I've been going through Cem Yuksel's "Introduction to Computer Graphics" course and thought that writing a volume renderer would be a good way to test my knowledge. It is a common technique used to render 3D medical data. Works by ray marching a specific step size, reading a 3D texture (e.g. MRI data), and calculating opacity values.
Code should be easy to get started with for anyone familiar with the JS ecosystem.
Questions for the HN community: I spent 20-25% of the entire time just setting up the project and fighting issues with the JavaScript ecosystem. This experience has made me consider learning Cpp, Metal, and XCode. Has anyone made the transition from WebGL/TS to Cpp or done it the other way around? What was your experience with it? And what about debugging? That's a big issue with WebGL.
As for now, I'm thinking about picking up WebGPU next because it has an up-and-coming debugger made by Brendan Duncan[0] that looks promising.

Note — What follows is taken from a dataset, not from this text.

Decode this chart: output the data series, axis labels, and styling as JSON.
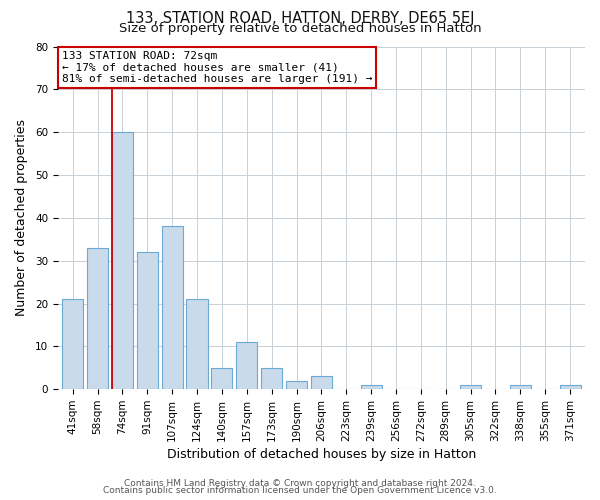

Edit: Anyone know why MRI data is sent via CDs and not the web? I started working on this project specifically because some people close to me got MRI scans and received CDs of their results. I know that some MRI data can be huge so downloading over the web doesn't make sense, but anything under 64MB should be sent over the web, no? For reference, I believe most MRI data can be under 250MB[1].
[0] https://github.com/brendan-duncan/webgpu_inspector
[1] https://www.researchgate.net/figure/Typical-image-dimensions...
The medical industry moves slowly. Medical data is often covered by HIPAA, which is why it is often not available easily on the web. Using CDs is just an artifact of their slow movement through technology.